カードの普及率は、わずか20人に1人。大半の人が使い道さえ知らないまま、住基ネットがフェードアウトする。ここで責任のありかを明らかにしておかなければ、マイナンバーも同じ道をたどる。
何の役にも立たなかった
「私は'07年頃、総務省の住基ネット普及促進担当者に呼び出されたことがありました。一向に普及しない住基ネットについて、批判的な記事を書いたからです。
そこで先方が『頭ごなしに批判するのはどうかと思う』『住基ネットは国民の役に立つ』と言うので、『そんなにいい制度なら、当然あなたたちは全員、住基カードを持っているんでしょうね』と聞いたら、室長以下、その場にいた担当者が誰一人持っていなかった」
こう述懐するのは、行政とITの取材に長年携わってきた、ジャーナリストの佃均氏だ。
昨年12月22日、住民基本台帳ネットワーク(住基ネット)のカード更新手続きが、誰にも顧みられることなく終了した。
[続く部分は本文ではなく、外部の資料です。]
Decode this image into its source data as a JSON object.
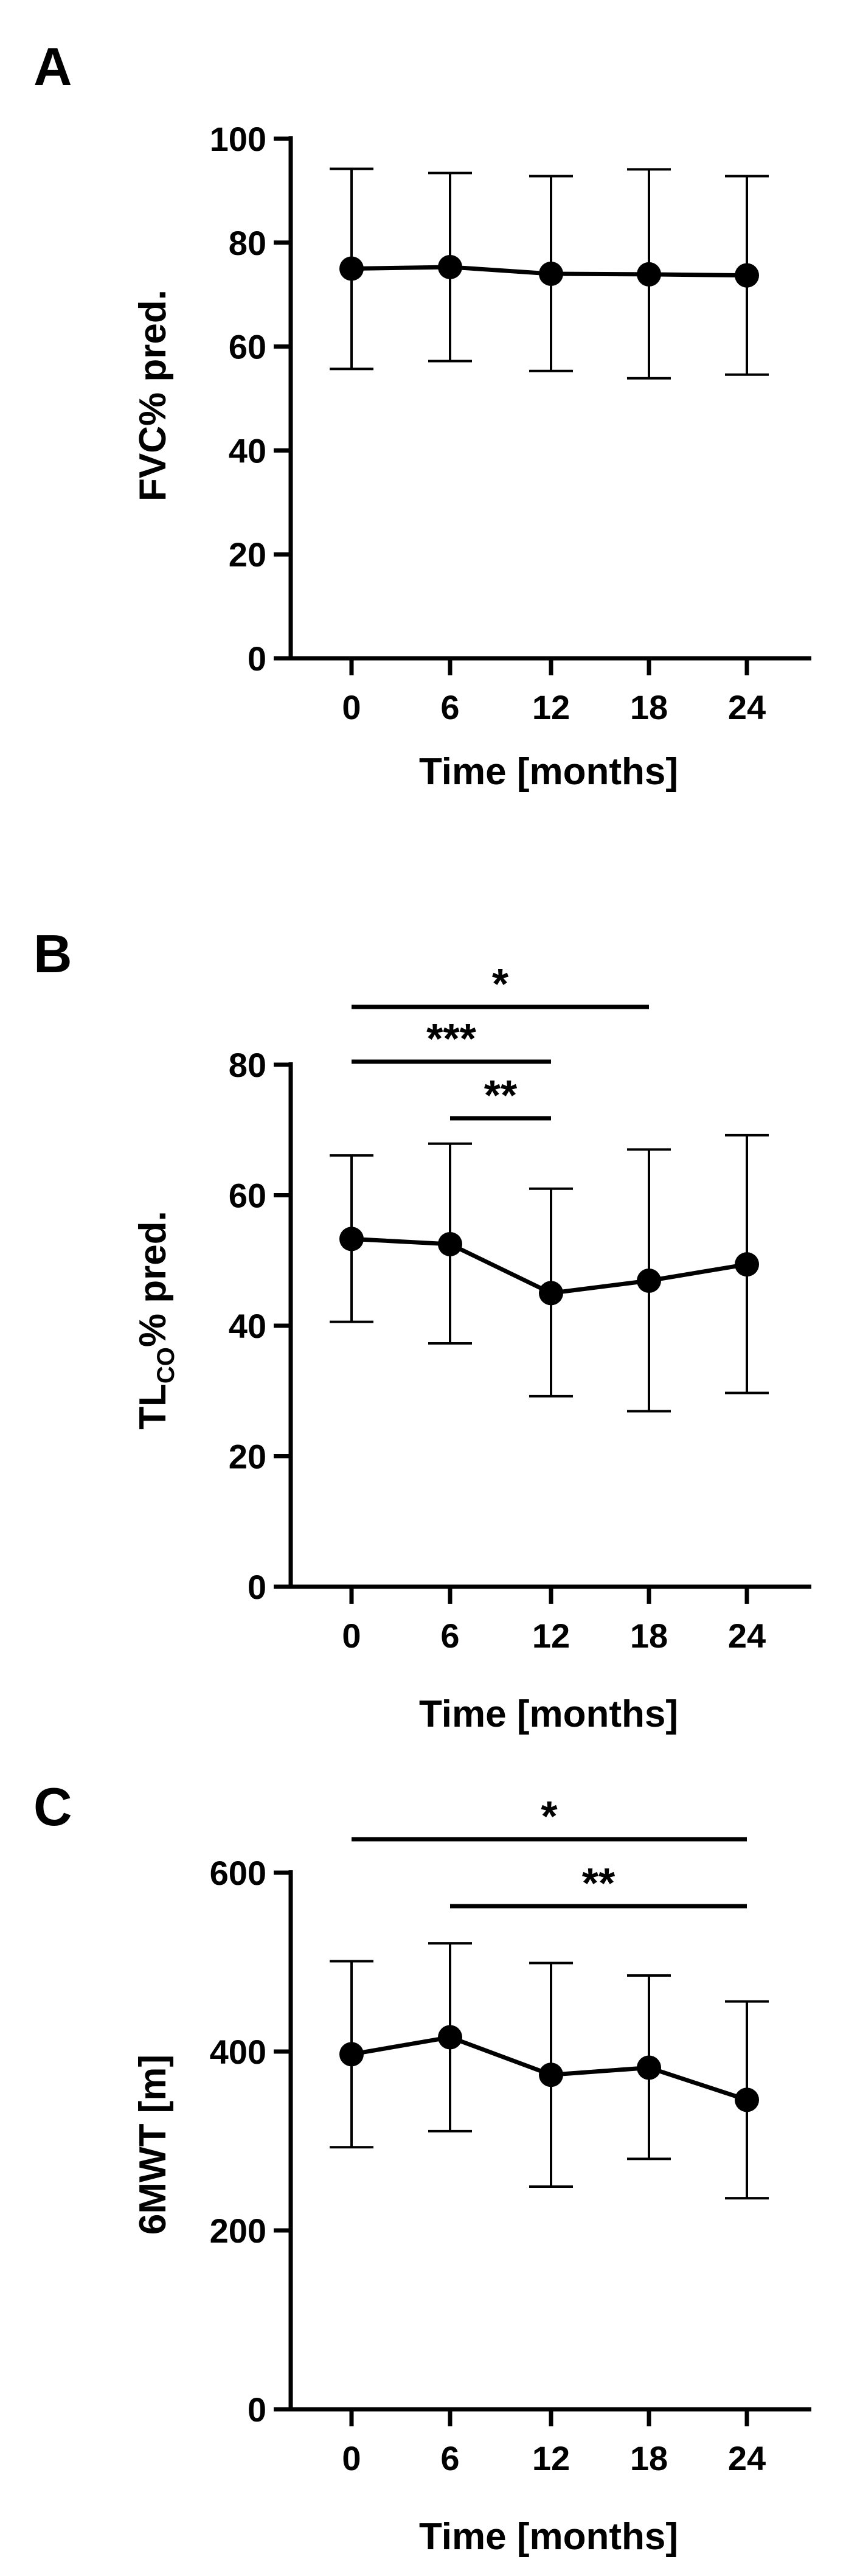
{
  "chart_data": [
    {
      "type": "line",
      "panel": "A",
      "x": [
        "0",
        "6",
        "12",
        "18",
        "24"
      ],
      "xlabel": "Time  [months]",
      "ylabel": "FVC% pred.",
      "ylim": [
        0,
        100
      ],
      "yticks": [
        0,
        20,
        40,
        60,
        80,
        100
      ],
      "series": [
        {
          "values": [
            75.0,
            75.3,
            74.0,
            73.9,
            73.7
          ],
          "err_low": [
            55.7,
            57.2,
            55.3,
            53.9,
            54.6
          ],
          "err_high": [
            94.2,
            93.4,
            92.8,
            94.1,
            92.8
          ]
        }
      ],
      "significance": [],
      "colors": {
        "line": "#000000"
      }
    },
    {
      "type": "line",
      "panel": "B",
      "x": [
        "0",
        "6",
        "12",
        "18",
        "24"
      ],
      "xlabel": "Time  [months]",
      "ylabel_main": "TL",
      "ylabel_sub": "CO",
      "ylabel_rest": "% pred.",
      "ylim": [
        0,
        80
      ],
      "yticks": [
        0,
        20,
        40,
        60,
        80
      ],
      "series": [
        {
          "values": [
            53.3,
            52.5,
            45.0,
            46.9,
            49.4
          ],
          "err_low": [
            40.6,
            37.3,
            29.2,
            26.9,
            29.7
          ],
          "err_high": [
            66.1,
            67.9,
            61.0,
            67.0,
            69.2
          ]
        }
      ],
      "significance": [
        {
          "from": 0,
          "to": 3,
          "label": "*"
        },
        {
          "from": 0,
          "to": 2,
          "label": "***"
        },
        {
          "from": 1,
          "to": 2,
          "label": "**"
        }
      ],
      "colors": {
        "line": "#000000"
      }
    },
    {
      "type": "line",
      "panel": "C",
      "x": [
        "0",
        "6",
        "12",
        "18",
        "24"
      ],
      "xlabel": "Time  [months]",
      "ylabel": "6MWT [m]",
      "ylim": [
        0,
        600
      ],
      "yticks": [
        0,
        200,
        400,
        600
      ],
      "series": [
        {
          "values": [
            397,
            416,
            374,
            382,
            346
          ],
          "err_low": [
            293,
            311,
            249,
            280,
            236
          ],
          "err_high": [
            501,
            521,
            499,
            485,
            456
          ]
        }
      ],
      "significance": [
        {
          "from": 0,
          "to": 4,
          "label": "*"
        },
        {
          "from": 1,
          "to": 4,
          "label": "**"
        }
      ],
      "colors": {
        "line": "#000000"
      }
    }
  ]
}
'02年8月の稼働開始から13年あまり。発行された住基カードは累計920万枚だが、紛失などを除く有効発行数は710万枚で、カードを持っているのは全国民のわずか5・5%にすぎない。発行済みの住基カードは、有効期限いっぱいは使えるが、随時マイナンバーカードに置き換えられてゆく。
ある総務官僚が言う。
「住基ネットに費やされた税金の額は、『公式発表』では、システム構築の初期費用に約400億円、毎年の運営維持費が約130億円。合算すると、13年間で2100億円ほどとされています。
しかし実際には、当時全国で約3000強あった各地方自治体でも、それぞれ1000万〜2000万円ほどの初期費用と、年間数百万円の維持費がかかっています。そうした費用を合計すれば、これまでに日本中で1兆円近い税金が、住基ネットに消えていったのです」
高市早苗総務大臣は、昨年末の会見で、住基ネットがもたらしていた経済効果を「年間510億円」と答えた。
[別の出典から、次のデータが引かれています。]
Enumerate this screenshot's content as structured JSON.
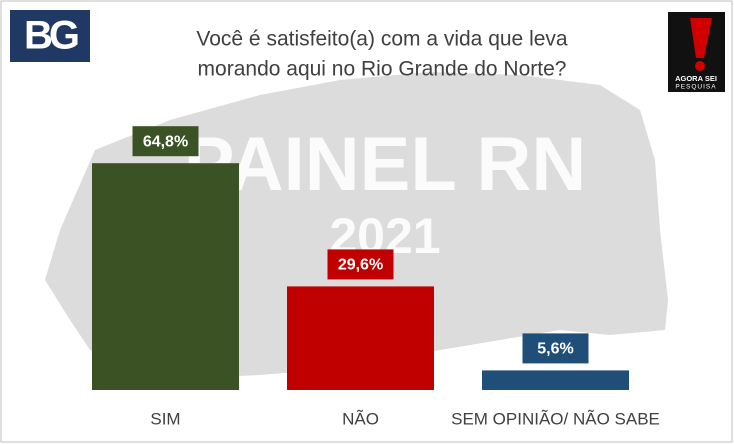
{
  "chart_data": {
    "type": "bar",
    "title": [
      "Você é satisfeito(a) com a vida que leva",
      "morando aqui no Rio Grande do Norte?"
    ],
    "categories": [
      "SIM",
      "NÃO",
      "SEM OPINIÃO/ NÃO SABE"
    ],
    "values": [
      64.8,
      29.6,
      5.6
    ],
    "value_labels": [
      "64,8%",
      "29,6%",
      "5,6%"
    ],
    "colors": [
      "#3a5224",
      "#c00000",
      "#1f4e79"
    ],
    "watermark": [
      "PAINEL RN",
      "2021"
    ],
    "logo_left": "BG",
    "logo_right": [
      "AGORA SEI",
      "PESQUISA"
    ]
  }
}
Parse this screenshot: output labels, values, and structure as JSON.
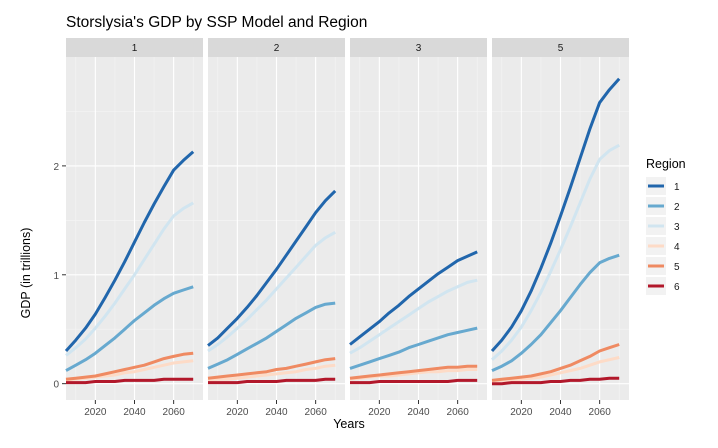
{
  "chart_data": {
    "type": "line",
    "title": "Storslysia's GDP by SSP Model and Region",
    "xlabel": "Years",
    "ylabel": "GDP (in trillions)",
    "xlim": [
      2005,
      2075
    ],
    "ylim": [
      -0.15,
      3.0
    ],
    "x_ticks": [
      2020,
      2040,
      2060
    ],
    "y_ticks": [
      0,
      1,
      2
    ],
    "grid": true,
    "legend": {
      "title": "Region",
      "position": "right",
      "entries": [
        {
          "label": "1",
          "color": "#2166ac"
        },
        {
          "label": "2",
          "color": "#67a9cf"
        },
        {
          "label": "3",
          "color": "#d1e5f0"
        },
        {
          "label": "4",
          "color": "#fddbc7"
        },
        {
          "label": "5",
          "color": "#ef8a62"
        },
        {
          "label": "6",
          "color": "#b2182b"
        }
      ]
    },
    "x": [
      2005,
      2010,
      2015,
      2020,
      2025,
      2030,
      2035,
      2040,
      2045,
      2050,
      2055,
      2060,
      2065,
      2070
    ],
    "panels": [
      {
        "label": "1",
        "series": [
          {
            "name": "1",
            "values": [
              0.3,
              0.4,
              0.51,
              0.64,
              0.79,
              0.95,
              1.12,
              1.3,
              1.48,
              1.65,
              1.81,
              1.96,
              2.05,
              2.13
            ]
          },
          {
            "name": "2",
            "values": [
              0.12,
              0.17,
              0.22,
              0.28,
              0.35,
              0.42,
              0.5,
              0.58,
              0.65,
              0.72,
              0.78,
              0.83,
              0.86,
              0.89
            ]
          },
          {
            "name": "3",
            "values": [
              0.26,
              0.33,
              0.41,
              0.51,
              0.62,
              0.74,
              0.87,
              1.0,
              1.14,
              1.28,
              1.42,
              1.54,
              1.61,
              1.66
            ]
          },
          {
            "name": "4",
            "values": [
              0.03,
              0.04,
              0.05,
              0.06,
              0.07,
              0.08,
              0.1,
              0.11,
              0.13,
              0.15,
              0.17,
              0.19,
              0.2,
              0.21
            ]
          },
          {
            "name": "5",
            "values": [
              0.04,
              0.05,
              0.06,
              0.07,
              0.09,
              0.11,
              0.13,
              0.15,
              0.17,
              0.2,
              0.23,
              0.25,
              0.27,
              0.28
            ]
          },
          {
            "name": "6",
            "values": [
              0.01,
              0.01,
              0.01,
              0.02,
              0.02,
              0.02,
              0.03,
              0.03,
              0.03,
              0.03,
              0.04,
              0.04,
              0.04,
              0.04
            ]
          }
        ]
      },
      {
        "label": "2",
        "series": [
          {
            "name": "1",
            "values": [
              0.35,
              0.42,
              0.51,
              0.6,
              0.7,
              0.81,
              0.93,
              1.05,
              1.18,
              1.31,
              1.44,
              1.57,
              1.68,
              1.77
            ]
          },
          {
            "name": "2",
            "values": [
              0.14,
              0.18,
              0.22,
              0.27,
              0.32,
              0.37,
              0.42,
              0.48,
              0.54,
              0.6,
              0.65,
              0.7,
              0.73,
              0.74
            ]
          },
          {
            "name": "3",
            "values": [
              0.3,
              0.36,
              0.43,
              0.51,
              0.59,
              0.68,
              0.77,
              0.87,
              0.97,
              1.07,
              1.17,
              1.27,
              1.34,
              1.39
            ]
          },
          {
            "name": "4",
            "values": [
              0.03,
              0.04,
              0.04,
              0.05,
              0.06,
              0.07,
              0.08,
              0.09,
              0.1,
              0.11,
              0.13,
              0.14,
              0.16,
              0.17
            ]
          },
          {
            "name": "5",
            "values": [
              0.05,
              0.06,
              0.07,
              0.08,
              0.09,
              0.1,
              0.11,
              0.13,
              0.14,
              0.16,
              0.18,
              0.2,
              0.22,
              0.23
            ]
          },
          {
            "name": "6",
            "values": [
              0.01,
              0.01,
              0.01,
              0.01,
              0.02,
              0.02,
              0.02,
              0.02,
              0.03,
              0.03,
              0.03,
              0.03,
              0.04,
              0.04
            ]
          }
        ]
      },
      {
        "label": "3",
        "series": [
          {
            "name": "1",
            "values": [
              0.36,
              0.43,
              0.5,
              0.57,
              0.65,
              0.72,
              0.8,
              0.87,
              0.94,
              1.01,
              1.07,
              1.13,
              1.17,
              1.21
            ]
          },
          {
            "name": "2",
            "values": [
              0.14,
              0.17,
              0.2,
              0.23,
              0.26,
              0.29,
              0.33,
              0.36,
              0.39,
              0.42,
              0.45,
              0.47,
              0.49,
              0.51
            ]
          },
          {
            "name": "3",
            "values": [
              0.28,
              0.33,
              0.39,
              0.45,
              0.51,
              0.57,
              0.63,
              0.69,
              0.75,
              0.8,
              0.85,
              0.89,
              0.93,
              0.95
            ]
          },
          {
            "name": "4",
            "values": [
              0.04,
              0.05,
              0.06,
              0.07,
              0.07,
              0.08,
              0.09,
              0.1,
              0.11,
              0.11,
              0.12,
              0.12,
              0.13,
              0.13
            ]
          },
          {
            "name": "5",
            "values": [
              0.05,
              0.06,
              0.07,
              0.08,
              0.09,
              0.1,
              0.11,
              0.12,
              0.13,
              0.14,
              0.15,
              0.15,
              0.16,
              0.16
            ]
          },
          {
            "name": "6",
            "values": [
              0.01,
              0.01,
              0.01,
              0.02,
              0.02,
              0.02,
              0.02,
              0.02,
              0.02,
              0.02,
              0.02,
              0.03,
              0.03,
              0.03
            ]
          }
        ]
      },
      {
        "label": "5",
        "series": [
          {
            "name": "1",
            "values": [
              0.3,
              0.4,
              0.52,
              0.67,
              0.85,
              1.06,
              1.29,
              1.54,
              1.8,
              2.07,
              2.34,
              2.58,
              2.7,
              2.8
            ]
          },
          {
            "name": "2",
            "values": [
              0.12,
              0.16,
              0.21,
              0.28,
              0.36,
              0.45,
              0.56,
              0.67,
              0.79,
              0.91,
              1.02,
              1.11,
              1.15,
              1.18
            ]
          },
          {
            "name": "3",
            "values": [
              0.22,
              0.3,
              0.4,
              0.52,
              0.67,
              0.84,
              1.03,
              1.23,
              1.44,
              1.66,
              1.88,
              2.06,
              2.14,
              2.19
            ]
          },
          {
            "name": "4",
            "values": [
              0.02,
              0.03,
              0.03,
              0.04,
              0.05,
              0.06,
              0.08,
              0.1,
              0.12,
              0.14,
              0.17,
              0.2,
              0.22,
              0.24
            ]
          },
          {
            "name": "5",
            "values": [
              0.03,
              0.04,
              0.05,
              0.06,
              0.07,
              0.09,
              0.11,
              0.14,
              0.17,
              0.21,
              0.25,
              0.3,
              0.33,
              0.36
            ]
          },
          {
            "name": "6",
            "values": [
              0.0,
              0.0,
              0.01,
              0.01,
              0.01,
              0.01,
              0.02,
              0.02,
              0.03,
              0.03,
              0.04,
              0.04,
              0.05,
              0.05
            ]
          }
        ]
      }
    ]
  }
}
だが、せいぜい身分証程度の使い道しかない住基カードが、それほどの経済効果を毎年コンスタントに生んでいたかどうかには疑問符が付く。またそもそも、13年間で計6630億円の経済効果が本当にあったとしても、これまでの1兆円の浪費を考えれば大赤字だ。
住基ネットは、ほとんどの国民にとって必要のない欠陥制度だった。それなのに、国民の血税は粛々と、この住基ネットという「ドブ」に放り込まれ続けていたのだ。いったい、なぜなのか。